Siffer — Soil Type Code Parser¶

What is the Siffer field?¶

Every polygon in the Estonian soil map is assigned one or more siffer (šiffer) codes — alphanumeric labels that identify the dominant soil type(s) within that mapping unit. A single polygon can carry up to four siffer codes, semicolon-separated, listed in order of decreasing dominance:

Ko;D;LPe;LP

This example encodes four soil types:

Code	Estonian name	Approximate international equivalent
`Ko`	Korestikmaa	Skeletic Leptosol / shallow rocky soil
`D`	Deluviaalmuld	Colluvic Regosol / slope deposit soil
`LPe`	Leetjas-paepealne erosioonimuld	Eroded Albeluvisol on limestone
`LP`	Leetjas-paepealne muld	Albeluvisol on limestone

The siffer vocabulary comprises several thousand codes defined in the national soil classification system. The valid codes for the current dataset are maintained in updated_uniq_jan25_2026.csv.

Why the raw data needs repair¶

The soil map was digitised from analogue sheets by many different operators over several decades. This produced a wide range of encoding artefacts:

Mixed delimiters — commas, spaces, colons, or dashes appear where semicolons should be used (e.g. Ko Ko LP or Ko,LP instead of Ko;LP).

Erosion-degree annotations — numeric erosion-intensity classes appended to soil codes where they do not belong (e.g. E1, E(1;2), C3 variants of the base codes E and C).

OCR and transcription errors — character swaps, merged tokens, stray brackets that arose when analogue text was scanned or retyped.

Legacy abbreviations — older mapping rounds used slightly different code spellings that are no longer part of the current standard.

The parser applies a multi-step repair workflow before the grammar validation:

Whole-string lookup in ~700 curated full-match replacements
Erosion-degree stripping (E-type, C-type, and parenthesised numerics)
Colon-separated numeric pair removal (last resort)
Delimiter normalisation (all separators → ;)
Per-token character-level lookup (~200 entries)

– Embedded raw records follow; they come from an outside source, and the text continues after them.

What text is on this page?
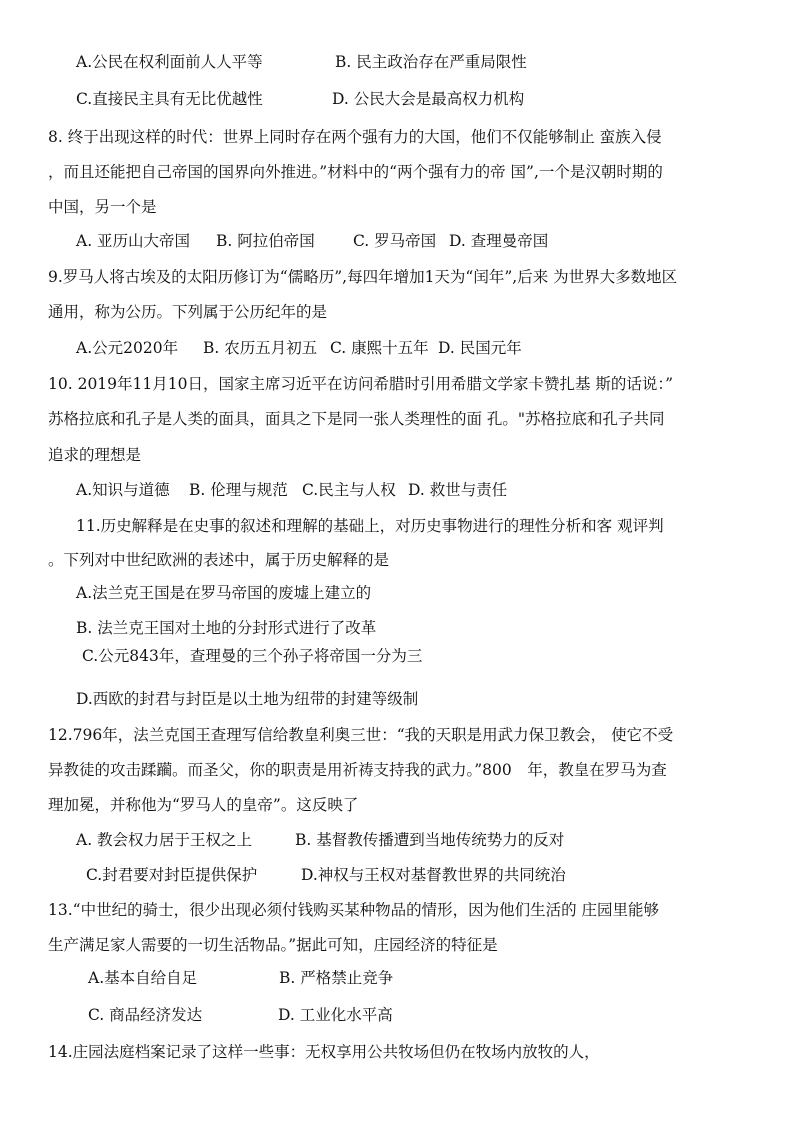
A.公民在权利面前人人平等	B. 民主政治存在严重局限性
C.直接民主具有无比优越性	D. 公民大会是最高权力机构
8. 终于出现这样的时代：世界上同时存在两个强有力的大国，他们不仅能够制止 蛮族入侵
，而且还能把自己帝国的国界向外推进。”材料中的“两个强有力的帝 国”,一个是汉朝时期的
中国，另一个是
A. 亚历山大帝国 B. 阿拉伯帝国 C. 罗马帝国 D. 查理曼帝国
9.罗马人将古埃及的太阳历修订为“儒略历”,每四年增加1天为“闰年”,后来 为世界大多数地区
通用，称为公历。下列属于公历纪年的是
A.公元2020年 B. 农历五月初五 C. 康熙十五年 D. 民国元年
10. 2019年11月10日，国家主席习近平在访问希腊时引用希腊文学家卡赞扎基 斯的话说：”
苏格拉底和孔子是人类的面具，面具之下是同一张人类理性的面 孔。"苏格拉底和孔子共同
追求的理想是
A.知识与道德 B. 伦理与规范 C.民主与人权 D. 救世与责任
11.历史解释是在史事的叙述和理解的基础上，对历史事物进行的理性分析和客 观评判
。下列对中世纪欧洲的表述中，属于历史解释的是
A.法兰克王国是在罗马帝国的废墟上建立的
B. 法兰克王国对土地的分封形式进行了改革
C.公元843年，查理曼的三个孙子将帝国一分为三
D.西欧的封君与封臣是以土地为纽带的封建等级制
12.796年，法兰克国王查理写信给教皇利奥三世：“我的天职是用武力保卫教会， 使它不受
异教徒的攻击蹂躏。而圣父，你的职责是用祈祷支持我的武力。”800　年，教皇在罗马为查
理加冕，并称他为“罗马人的皇帝”。这反映了
A. 教会权力居于王权之上	B. 基督教传播遭到当地传统势力的反对
C.封君要对封臣提供保护	D.神权与王权对基督教世界的共同统治
13.“中世纪的骑士，很少出现必须付钱购买某种物品的情形，因为他们生活的 庄园里能够
生产满足家人需要的一切生活物品。”据此可知，庄园经济的特征是
A.基本自给自足	B. 严格禁止竞争
C. 商品经济发达	D. 工业化水平高
14.庄园法庭档案记录了这样一些事：无权享用公共牧场但仍在牧场内放牧的人，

Only after these steps is the string validated against the formal Arpeggio grammar.

Output fields¶

The parser returns 7 columns per soil polygon row:

Field	Type	Description
`siffer_1`	str	First (dominant) soil-type code, standardised. Empty if absent.
`siffer_2`	str	Second soil-type code. Empty if absent.
`siffer_3`	str	Third soil-type code. Empty if absent.
`siffer_4`	str	Fourth soil-type code. Empty if absent.
`n_siffers`	int	Number of soil-type codes found in this polygon (0–4).
`parse_ok_s`	bool	`True` if all codes were recognised by the grammar. Used in the map viewer error-review style together with `parse_ok_l` and `parse_ok_h`.
`parse_error`	str	Description of what could not be parsed. Empty on success.

Empty vs absent

siffer_1 through siffer_4 are populated sequentially. If a polygon has only two soil types, siffer_1 and siffer_2 carry the codes and siffer_3, siffer_4 are empty strings.

Worked example¶

Raw field value: "Ko Ko LP"

Step	Result
Full-match lookup	no change
Erosion stripping	no change
Delimiter normalisation	`"Ko;Ko;LP"`
Grammar parse	siffer_1=`Ko`, siffer_2=`Ko`, siffer_3=`LP`
Deduplication (pipeline)	siffer_1=`Ko`, siffer_2=`LP`

Output: siffer_1="Ko", siffer_2="LP", n_siffers=2, parse_ok=True

Parse coverage¶

Across the full dataset (~800 k polygon rows), the siffer repair workflow resolves the large majority of non-standard entries. Rows where parse_ok=False represent codes absent from the current reference vocabulary or unresolvable artefacts; these are flagged for manual review.